In hardware terms, we apply the same principle by using
two microcontrollers: one whose
sole purpose is to baby-sit the SPI bus, and the other to drive the plotter. They're certainly cheap enough now -- about $0.50 each for the smaller microcontrollers. Except for PCB layout issues, there's no reason to use a single microcontroller anymore.
Due to the decoupling of functionality, the SPI controller runs independently of driven peripheral. If the intended peripheral ever crashes or malfunctions, you can at least still contact the SPI interface for telemetry
The plotter's SPI controller maintains a (
note: not necessarily
the) command queue, as viewed by the PC, along with knowledge of how deep the command queue currently is. It also knows (via its parallel I/O pins) the relevant status information of the slave peripheral as well. Thus, when the PC queries the device, it may receive information of both the front command buffer and the current operational status of the plotter.
Seeing that the front queue is empty, the PC may transmit a block of data to the SPI controller. Stuffing bytes is trivially simple, so it's able to maintain these bytes in the front queue.
When the plotter controller is ready, the SPI controller sends a byte to the plotter controller using its parallel I/O lines. Will the SPI device need to deal with interrupts? Absolutely! But, because everything is decoupled, your latencies at most are measured in microseconds, which will prove plenty fast enough for SPI interfaces, even if the plotter controller itself takes milliseconds or longer.

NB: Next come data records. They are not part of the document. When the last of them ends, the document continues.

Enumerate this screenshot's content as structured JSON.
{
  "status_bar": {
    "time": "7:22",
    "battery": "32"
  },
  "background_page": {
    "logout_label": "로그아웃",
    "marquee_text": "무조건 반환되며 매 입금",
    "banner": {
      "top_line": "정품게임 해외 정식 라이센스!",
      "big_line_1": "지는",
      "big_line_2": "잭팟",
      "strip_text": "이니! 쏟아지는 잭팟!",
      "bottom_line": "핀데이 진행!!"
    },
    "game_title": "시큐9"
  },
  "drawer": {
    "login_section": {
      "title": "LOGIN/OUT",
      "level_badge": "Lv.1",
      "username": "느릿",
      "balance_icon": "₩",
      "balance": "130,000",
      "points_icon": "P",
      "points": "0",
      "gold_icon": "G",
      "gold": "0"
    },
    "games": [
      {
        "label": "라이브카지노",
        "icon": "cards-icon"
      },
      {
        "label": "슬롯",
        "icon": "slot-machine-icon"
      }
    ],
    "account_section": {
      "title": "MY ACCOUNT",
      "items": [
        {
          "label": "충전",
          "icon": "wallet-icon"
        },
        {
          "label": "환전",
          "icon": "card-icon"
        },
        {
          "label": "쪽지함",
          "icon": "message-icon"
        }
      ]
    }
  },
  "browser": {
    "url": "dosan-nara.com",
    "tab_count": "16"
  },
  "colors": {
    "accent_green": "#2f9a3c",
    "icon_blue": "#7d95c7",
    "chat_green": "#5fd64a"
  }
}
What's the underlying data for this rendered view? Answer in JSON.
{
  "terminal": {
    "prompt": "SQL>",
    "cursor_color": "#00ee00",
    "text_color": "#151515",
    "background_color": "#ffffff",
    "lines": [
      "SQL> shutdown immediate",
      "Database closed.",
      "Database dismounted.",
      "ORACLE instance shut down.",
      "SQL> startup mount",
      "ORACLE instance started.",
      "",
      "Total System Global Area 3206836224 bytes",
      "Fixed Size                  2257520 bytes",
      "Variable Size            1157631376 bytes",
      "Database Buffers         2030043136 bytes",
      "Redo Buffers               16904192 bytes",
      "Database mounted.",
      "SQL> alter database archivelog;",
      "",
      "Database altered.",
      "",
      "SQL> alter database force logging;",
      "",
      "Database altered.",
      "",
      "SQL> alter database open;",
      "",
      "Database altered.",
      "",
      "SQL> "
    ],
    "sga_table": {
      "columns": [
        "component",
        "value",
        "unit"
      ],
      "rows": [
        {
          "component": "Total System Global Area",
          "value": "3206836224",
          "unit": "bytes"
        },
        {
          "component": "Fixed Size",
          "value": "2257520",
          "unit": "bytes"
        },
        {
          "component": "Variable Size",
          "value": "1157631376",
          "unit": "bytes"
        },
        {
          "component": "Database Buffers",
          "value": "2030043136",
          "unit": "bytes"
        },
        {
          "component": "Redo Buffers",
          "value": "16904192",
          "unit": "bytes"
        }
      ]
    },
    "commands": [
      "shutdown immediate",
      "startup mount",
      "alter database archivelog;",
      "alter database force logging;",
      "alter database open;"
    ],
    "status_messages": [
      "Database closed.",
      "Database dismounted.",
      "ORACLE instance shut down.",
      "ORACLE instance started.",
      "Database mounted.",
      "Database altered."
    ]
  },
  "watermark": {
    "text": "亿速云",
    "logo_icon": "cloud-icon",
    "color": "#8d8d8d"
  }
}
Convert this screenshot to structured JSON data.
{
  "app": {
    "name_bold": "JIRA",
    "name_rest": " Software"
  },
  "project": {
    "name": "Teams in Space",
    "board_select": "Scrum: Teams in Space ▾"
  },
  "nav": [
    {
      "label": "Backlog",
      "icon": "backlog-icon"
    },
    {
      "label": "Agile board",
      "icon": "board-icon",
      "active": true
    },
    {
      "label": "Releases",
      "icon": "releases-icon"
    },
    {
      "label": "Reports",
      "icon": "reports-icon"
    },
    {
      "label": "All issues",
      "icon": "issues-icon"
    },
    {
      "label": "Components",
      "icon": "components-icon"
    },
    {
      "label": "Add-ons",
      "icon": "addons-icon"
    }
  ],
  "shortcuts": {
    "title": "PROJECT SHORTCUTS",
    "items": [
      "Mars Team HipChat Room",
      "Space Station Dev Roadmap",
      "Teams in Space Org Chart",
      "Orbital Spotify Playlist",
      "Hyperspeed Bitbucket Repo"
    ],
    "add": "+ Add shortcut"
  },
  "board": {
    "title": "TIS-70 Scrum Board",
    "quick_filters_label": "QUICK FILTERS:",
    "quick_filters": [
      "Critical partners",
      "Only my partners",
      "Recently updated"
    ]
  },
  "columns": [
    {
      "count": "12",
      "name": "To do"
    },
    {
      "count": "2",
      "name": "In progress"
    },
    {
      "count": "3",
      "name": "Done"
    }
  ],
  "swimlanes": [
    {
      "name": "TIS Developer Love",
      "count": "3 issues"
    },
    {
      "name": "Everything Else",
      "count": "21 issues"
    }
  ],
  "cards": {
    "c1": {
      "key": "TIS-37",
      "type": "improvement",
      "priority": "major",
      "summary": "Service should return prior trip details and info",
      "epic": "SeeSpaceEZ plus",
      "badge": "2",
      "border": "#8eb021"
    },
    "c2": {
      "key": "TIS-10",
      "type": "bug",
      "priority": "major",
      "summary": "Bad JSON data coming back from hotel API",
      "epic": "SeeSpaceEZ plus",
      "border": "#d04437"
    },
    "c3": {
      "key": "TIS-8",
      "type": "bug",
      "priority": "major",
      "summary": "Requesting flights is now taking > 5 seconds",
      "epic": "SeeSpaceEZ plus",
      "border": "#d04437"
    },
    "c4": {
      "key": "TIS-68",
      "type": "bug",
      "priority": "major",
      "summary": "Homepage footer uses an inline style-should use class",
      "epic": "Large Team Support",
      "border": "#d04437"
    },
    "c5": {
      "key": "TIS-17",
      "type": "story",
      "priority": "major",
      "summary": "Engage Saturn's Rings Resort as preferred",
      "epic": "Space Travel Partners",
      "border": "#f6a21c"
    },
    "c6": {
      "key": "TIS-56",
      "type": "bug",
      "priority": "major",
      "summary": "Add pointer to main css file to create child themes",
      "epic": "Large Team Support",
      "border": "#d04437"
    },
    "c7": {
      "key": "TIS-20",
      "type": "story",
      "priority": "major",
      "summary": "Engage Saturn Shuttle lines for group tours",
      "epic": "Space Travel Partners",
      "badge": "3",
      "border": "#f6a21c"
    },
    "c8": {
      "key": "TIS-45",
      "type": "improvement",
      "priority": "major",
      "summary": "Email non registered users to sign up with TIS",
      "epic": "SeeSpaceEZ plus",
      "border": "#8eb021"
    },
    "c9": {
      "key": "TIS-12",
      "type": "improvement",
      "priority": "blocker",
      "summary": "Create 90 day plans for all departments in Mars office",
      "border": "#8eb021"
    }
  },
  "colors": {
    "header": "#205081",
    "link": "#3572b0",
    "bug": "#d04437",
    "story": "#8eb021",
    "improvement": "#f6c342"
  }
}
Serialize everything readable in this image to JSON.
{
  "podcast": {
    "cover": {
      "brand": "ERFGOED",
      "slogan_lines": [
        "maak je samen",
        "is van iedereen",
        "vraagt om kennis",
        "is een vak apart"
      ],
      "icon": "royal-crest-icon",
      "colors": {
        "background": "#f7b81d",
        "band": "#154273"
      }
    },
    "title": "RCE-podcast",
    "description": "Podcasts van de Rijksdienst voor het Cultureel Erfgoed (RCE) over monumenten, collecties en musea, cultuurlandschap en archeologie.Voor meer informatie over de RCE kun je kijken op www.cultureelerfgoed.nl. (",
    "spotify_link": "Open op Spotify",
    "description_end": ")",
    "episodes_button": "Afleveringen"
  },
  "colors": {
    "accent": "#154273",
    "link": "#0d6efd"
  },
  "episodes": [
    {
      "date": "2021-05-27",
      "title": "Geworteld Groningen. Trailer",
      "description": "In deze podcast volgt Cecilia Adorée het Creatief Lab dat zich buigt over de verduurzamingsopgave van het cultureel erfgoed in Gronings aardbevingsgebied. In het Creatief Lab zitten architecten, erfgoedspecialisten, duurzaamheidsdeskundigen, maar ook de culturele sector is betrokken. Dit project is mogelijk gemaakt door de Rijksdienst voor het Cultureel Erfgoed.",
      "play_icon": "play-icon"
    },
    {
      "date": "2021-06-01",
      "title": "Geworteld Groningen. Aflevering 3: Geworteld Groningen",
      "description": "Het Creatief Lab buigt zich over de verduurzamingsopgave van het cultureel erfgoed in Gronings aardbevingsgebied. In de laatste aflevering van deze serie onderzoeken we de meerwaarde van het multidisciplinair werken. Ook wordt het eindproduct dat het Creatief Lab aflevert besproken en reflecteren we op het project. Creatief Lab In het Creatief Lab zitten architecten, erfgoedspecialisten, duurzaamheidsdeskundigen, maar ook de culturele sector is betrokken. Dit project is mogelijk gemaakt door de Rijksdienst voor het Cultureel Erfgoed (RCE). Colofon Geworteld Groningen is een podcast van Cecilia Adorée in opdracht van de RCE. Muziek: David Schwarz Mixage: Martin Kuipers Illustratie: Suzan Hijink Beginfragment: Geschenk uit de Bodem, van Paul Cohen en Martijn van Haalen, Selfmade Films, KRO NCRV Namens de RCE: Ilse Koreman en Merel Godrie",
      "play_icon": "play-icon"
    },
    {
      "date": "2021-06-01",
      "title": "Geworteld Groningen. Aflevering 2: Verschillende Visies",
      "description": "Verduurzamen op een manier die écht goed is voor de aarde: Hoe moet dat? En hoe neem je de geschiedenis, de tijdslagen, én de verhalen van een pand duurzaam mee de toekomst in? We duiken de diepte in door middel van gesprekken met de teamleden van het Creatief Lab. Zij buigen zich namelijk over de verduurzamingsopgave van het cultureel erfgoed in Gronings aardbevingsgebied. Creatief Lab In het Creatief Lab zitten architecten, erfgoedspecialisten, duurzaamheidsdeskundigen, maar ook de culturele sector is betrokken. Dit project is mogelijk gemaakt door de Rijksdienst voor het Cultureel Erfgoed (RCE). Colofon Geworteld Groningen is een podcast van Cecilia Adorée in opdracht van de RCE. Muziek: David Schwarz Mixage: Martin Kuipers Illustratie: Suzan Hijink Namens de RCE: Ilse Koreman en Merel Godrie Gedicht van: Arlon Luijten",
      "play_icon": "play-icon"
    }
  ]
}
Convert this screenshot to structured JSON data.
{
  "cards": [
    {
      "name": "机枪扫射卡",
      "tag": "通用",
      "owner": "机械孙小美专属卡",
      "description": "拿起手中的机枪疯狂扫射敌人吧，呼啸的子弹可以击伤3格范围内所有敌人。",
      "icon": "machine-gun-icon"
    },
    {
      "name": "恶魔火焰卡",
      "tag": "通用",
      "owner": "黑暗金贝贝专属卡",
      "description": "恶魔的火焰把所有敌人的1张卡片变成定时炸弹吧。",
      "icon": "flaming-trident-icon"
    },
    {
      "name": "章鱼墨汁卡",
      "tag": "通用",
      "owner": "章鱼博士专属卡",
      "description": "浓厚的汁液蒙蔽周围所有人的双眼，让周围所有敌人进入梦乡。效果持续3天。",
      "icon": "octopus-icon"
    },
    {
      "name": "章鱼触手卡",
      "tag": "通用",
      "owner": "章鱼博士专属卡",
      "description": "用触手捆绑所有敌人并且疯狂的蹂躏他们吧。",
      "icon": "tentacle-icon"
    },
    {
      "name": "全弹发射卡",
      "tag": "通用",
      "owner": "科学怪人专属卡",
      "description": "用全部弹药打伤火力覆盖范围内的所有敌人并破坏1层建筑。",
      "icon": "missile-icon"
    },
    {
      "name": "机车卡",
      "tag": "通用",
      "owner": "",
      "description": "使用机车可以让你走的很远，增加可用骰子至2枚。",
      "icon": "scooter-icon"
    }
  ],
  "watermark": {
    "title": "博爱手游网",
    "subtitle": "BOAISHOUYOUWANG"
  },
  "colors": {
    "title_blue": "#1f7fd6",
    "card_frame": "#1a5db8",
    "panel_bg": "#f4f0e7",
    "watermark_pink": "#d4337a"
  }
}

Ignoring cosmic ray interference, it is entirely possible to write the SPI controller to be crash-free under every input scenario. Some might argue that this takes a lot of effort; while it certainly does require more attention to detail, using formal design methodologies as simple as "Hoare triples" and deriving what are called Hoare's "weakest preconditions", a feat which requires neither formal training nor education in discrete mathematics, I would hardly call this a lot of effort.
Consider the effort in debugging the system under all possible input combinations!